When I become president of this great nation, I will put two dirt jump hardtails in every garage.

I love my Specialized P.3. I use it for teaching, errands, commuting, road training, pump, jump, urban and occasional light XC. I’ve thought that if — God forbid — I could only have one bike, the P would be it.

But what about trail riding? I sure love ripping me some rocky Front Range singletrack. Would the hardtail be too much of an impediment?

Yesterday I rode the Mighty at rocky Hall Ranch in Lyons, CO. I was riding with a hardtail rider, and I wanted to match his equipment. No sense me pinning a section on the Enduro then saying, “See? Go for it!”

Dude: The ripped!

Setup: FOX F100 fork set very stiff. 32t front ring with a road cassette. Geax Saguaro White Collection 2.2 tires.

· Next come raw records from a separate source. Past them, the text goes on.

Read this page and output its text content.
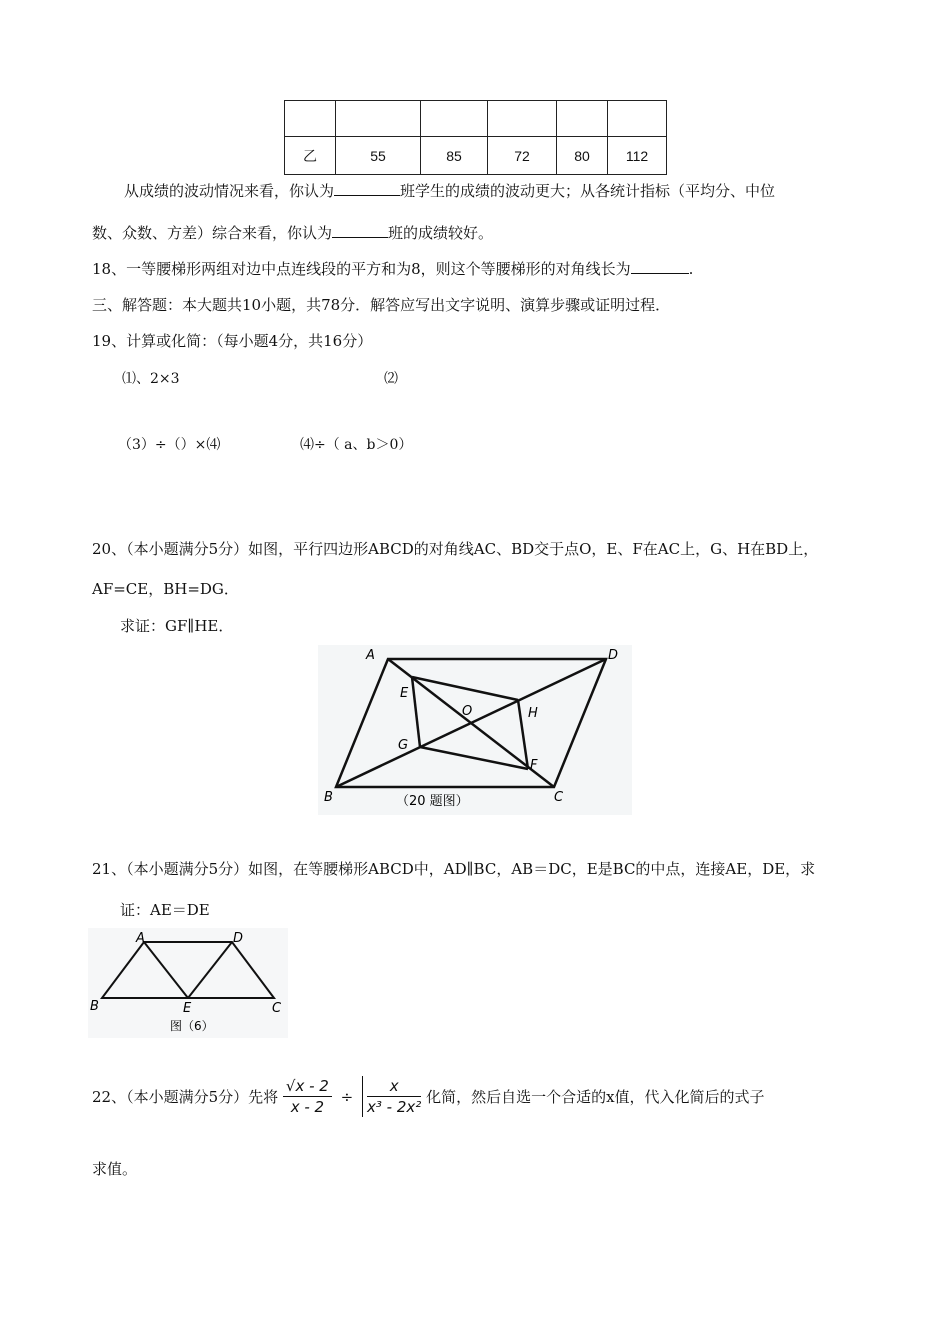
乙	55	85	72	80	112
从成绩的波动情况来看，你认为	班学生的成绩的波动更大；从各统计指标（平均分、中位
数、众数、方差）综合来看，你认为	班的成绩较好。
18、一等腰梯形两组对边中点连线段的平方和为8，则这个等腰梯形的对角线长为	.
三、解答题：本大题共10小题，共78分．解答应写出文字说明、演算步骤或证明过程．
19、计算或化简：（每小题4分，共16分）
⑴、2×3	⑵
（3）÷（）×⑷	⑷÷（ a、b＞0）
20、（本小题满分5分）如图，平行四边形ABCD的对角线AC、BD交于点O，E、F在AC上，G、H在BD上，
AF=CE，BH=DG．
求证：GF∥HE．
A	D
E
O	H
G
F
B	C
（20 题图）
21、（本小题满分5分）如图，在等腰梯形ABCD中，AD∥BC，AB＝DC，E是BC的中点，连接AE，DE，求
证：AE＝DE
A	D
B	E	C
图（6）
22、（本小题满分5分）先将 $\frac{√x - 2}{x - 2} \div \frac{x}{\text{x³ - 2x²}}$ 化简，然后自选一个合适的x值，代入化简后的式子
求值。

– The bike feels much stiffer and more responsive than even my new Stumpy. Duh — it’s a burly aluminum hardtail.

– The 32×22 gear was way too much for the steep, rocky tech sections. But I could stand and pull the gear everywhere else.

– The 21″ top tube and 50mm stem felt cramped on the tech uphills. If I could have pulled the gear, I would have been fine.

Smooth descending

– The top of Hall Ranch is super flowy, and the was unbelievably quick. The pump factor was off the hook. Every little backside was like, BRAAAP!!!

– The Geax tires were awesome (40 psi front, 45 psi rear). They rolled plenty fast, and they hooked up very well on the hardpack. One thing I noticed was a complete lack of side-knob squirm. Bonus: I didn’t flat.

Rocky descending

– Impressive. I rode all of my Enduro/Stumpjumper lines, and I’m here alive and writing.

– We were not really pinning it, so I can’t comment on full speed action, but at a moderate pace the bike was super fun. As long as my pump was on target, it was very smooth. The occasional CLANK!!! told me when my timing was off.

– One cool thing: The hardtail was fun at a much lower speed than I usually ride. That might be a good idea when the civilians are out.

Today’s pronouncement

If you want a solid, fun, versatile and affordable bike, a dirt jump hardtail is hard to beat. If you want to ride it everywhere, set it up like this:

– 100mm fork, or whichever fork the frame is made for. Don’t go any longer.

– A longish top tube. While a shorter TT feels great for pump/jump, a longer TT will feel better on a wider range of terrain. The new P.bikes have 22-inch top tubes. Pair the long TT with a short stem.

– All-around, durable tires.

– Either a dual ring, or a single ring with an 11-34 cassette. The road cassette is tough on real trail.

Very fun. Let the experiments continue!